Limitations of Discrete Autoregressive Models
Traditionally, autoregressive models rely on quantization to transform continuous visual data into discrete tokens, which are manageable within the model's finite vocabulary. However, this quantization process incurs substantial information loss, severely impacting generation quality due to the mismatch between the true continuous nature of the visual data and its discrete representation. This has led to a growing interest in directly modeling continuous modalities without the need for quantization, yet achieving this efficiently remains challenging.
The Continuous VAR Framework
Theoretical Foundation
The paper builds on the theory of strictly proper scoring rules that gauge the alignment between predicted and true data distributions, ensuring that models are penalized for deviations from the correct predictions. These scoring rules have been successfully applied in various domains, such as weather prediction and statistical evaluations. Their application to autoregressive models allows the training objectives to be based on scores like the energy score, which are likelihood-free and suitable for continuous spaces.
Application of Score Maximization
The mechanism proposed involves using the energy score as a training objective, facilitating the autoregressive model to produce predictions closely resembling the true distribution. This approach circumvents the necessity of explicitly estimating likelihoods, which is often infeasible in continuous spaces due to the absence of a finite vocabulary. Instead, the approach leverages unbiased estimators, which retain predictive fidelity while optimizing sampling-based model training.
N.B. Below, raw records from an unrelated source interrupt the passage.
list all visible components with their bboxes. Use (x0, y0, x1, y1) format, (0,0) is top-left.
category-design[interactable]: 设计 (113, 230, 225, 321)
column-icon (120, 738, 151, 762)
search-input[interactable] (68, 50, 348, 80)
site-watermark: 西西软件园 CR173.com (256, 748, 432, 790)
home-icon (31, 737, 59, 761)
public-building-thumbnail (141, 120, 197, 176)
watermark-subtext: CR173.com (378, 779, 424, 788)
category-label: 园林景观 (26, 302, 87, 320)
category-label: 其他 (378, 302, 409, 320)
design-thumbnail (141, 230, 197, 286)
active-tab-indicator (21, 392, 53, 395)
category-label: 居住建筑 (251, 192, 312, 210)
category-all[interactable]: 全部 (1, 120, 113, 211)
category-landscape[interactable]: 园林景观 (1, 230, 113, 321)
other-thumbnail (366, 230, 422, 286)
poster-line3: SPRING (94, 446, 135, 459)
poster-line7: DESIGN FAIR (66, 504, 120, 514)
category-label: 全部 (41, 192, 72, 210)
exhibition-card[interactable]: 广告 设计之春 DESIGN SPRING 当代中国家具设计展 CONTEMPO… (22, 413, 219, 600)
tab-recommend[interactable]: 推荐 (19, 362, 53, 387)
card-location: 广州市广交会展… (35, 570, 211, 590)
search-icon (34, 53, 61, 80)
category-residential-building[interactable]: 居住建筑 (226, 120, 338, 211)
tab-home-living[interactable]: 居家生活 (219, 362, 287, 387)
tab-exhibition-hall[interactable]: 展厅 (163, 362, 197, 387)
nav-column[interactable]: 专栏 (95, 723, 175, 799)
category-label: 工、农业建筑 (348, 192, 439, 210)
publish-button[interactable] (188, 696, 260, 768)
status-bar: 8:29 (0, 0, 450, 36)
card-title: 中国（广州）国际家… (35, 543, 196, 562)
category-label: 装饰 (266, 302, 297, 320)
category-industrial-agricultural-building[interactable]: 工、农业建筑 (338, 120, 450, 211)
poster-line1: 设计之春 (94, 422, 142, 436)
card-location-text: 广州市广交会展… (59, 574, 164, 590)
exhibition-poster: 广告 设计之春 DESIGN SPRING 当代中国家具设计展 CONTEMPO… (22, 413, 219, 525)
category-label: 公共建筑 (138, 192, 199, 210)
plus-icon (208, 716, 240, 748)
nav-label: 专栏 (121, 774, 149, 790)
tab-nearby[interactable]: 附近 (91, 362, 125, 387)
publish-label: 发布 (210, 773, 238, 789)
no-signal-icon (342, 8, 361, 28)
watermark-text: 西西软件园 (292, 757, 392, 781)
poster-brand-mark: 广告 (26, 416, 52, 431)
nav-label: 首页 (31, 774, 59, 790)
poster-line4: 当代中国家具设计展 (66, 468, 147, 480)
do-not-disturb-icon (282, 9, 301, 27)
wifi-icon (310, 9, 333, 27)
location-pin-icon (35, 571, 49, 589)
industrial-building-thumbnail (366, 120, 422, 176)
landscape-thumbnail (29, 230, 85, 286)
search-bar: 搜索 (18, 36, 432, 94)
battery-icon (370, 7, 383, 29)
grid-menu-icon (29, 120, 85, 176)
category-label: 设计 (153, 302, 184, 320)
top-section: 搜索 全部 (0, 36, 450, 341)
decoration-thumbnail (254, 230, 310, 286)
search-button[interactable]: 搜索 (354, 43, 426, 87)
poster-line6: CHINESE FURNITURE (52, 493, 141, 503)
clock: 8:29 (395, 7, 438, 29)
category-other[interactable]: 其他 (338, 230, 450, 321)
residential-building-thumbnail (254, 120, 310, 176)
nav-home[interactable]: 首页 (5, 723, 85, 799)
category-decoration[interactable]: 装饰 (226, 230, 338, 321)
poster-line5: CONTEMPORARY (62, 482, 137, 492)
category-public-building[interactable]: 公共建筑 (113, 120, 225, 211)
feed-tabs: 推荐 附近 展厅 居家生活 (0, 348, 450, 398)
Practical Implementation Details
The energy Transformer employs an analogous architecture to discrete Transformers but replaces the softmax layer with an MLP generator that samples predictions. Unlike diffusion-based models, this architecture facilitates efficient single-pass generation, significantly reducing inference latency. The MLP generator takes random noise inputs to approximate the complex distribution of continuous tokens, similar to GAN architectures.
Several techniques are proposed to further refine model outputs:
- Temperature Scaling: Both training and inference benefit from temperature-adjusted scoring rules, enhancing precision without undermining sample diversity.
- Classifier-Free Guidance: Improves conditional generation quality by dynamically integrating masked conditions during inference.
- Masked Autoregressive Generation: This technique allows bidirectional attention, thereby enhancing representation learning and overall fidelity compared to causal models.
Experimental Evaluation
Experimental results reveal that EAR significantly outperforms baseline models in both quality and efficiency, underscoring the scalability potential across different system dimensions. Notably, EAR achieves competitive FID scores with markedly reduced parameter sizes and inference times compared to diffusion-based methodologies.
Latency and Efficiency Comparison
In benchmarking against diffusion-based models, EAR demonstrates superior inference efficiency, generating high-quality images in a fraction of the time required by competing models. This efficiency aligns with the expressive capacity of the model architecture, which flexibly adapts to the inherent complexity of visual data without stringent constraints imposed by predefined distributions.
Conclusion
This work establishes a versatile foundation for autoregressive modeling of continuous data by integrating strictly proper scoring rules as loss functions. Through exploring energy-based scoring objectives, the paper introduces a highly expressive generation architecture that efficiently produces high-quality visual outputs. The implications extend to potential future work in optimizing model architectures, exploring alternative scoring criteria, and applying these techniques across various continuous domains, including video and audio.
The Continuous VAR framework offers a promising path forward in visual generation, emphasizing the importance and practicality of model expressiveness and adherence to theoretically grounded training objectives.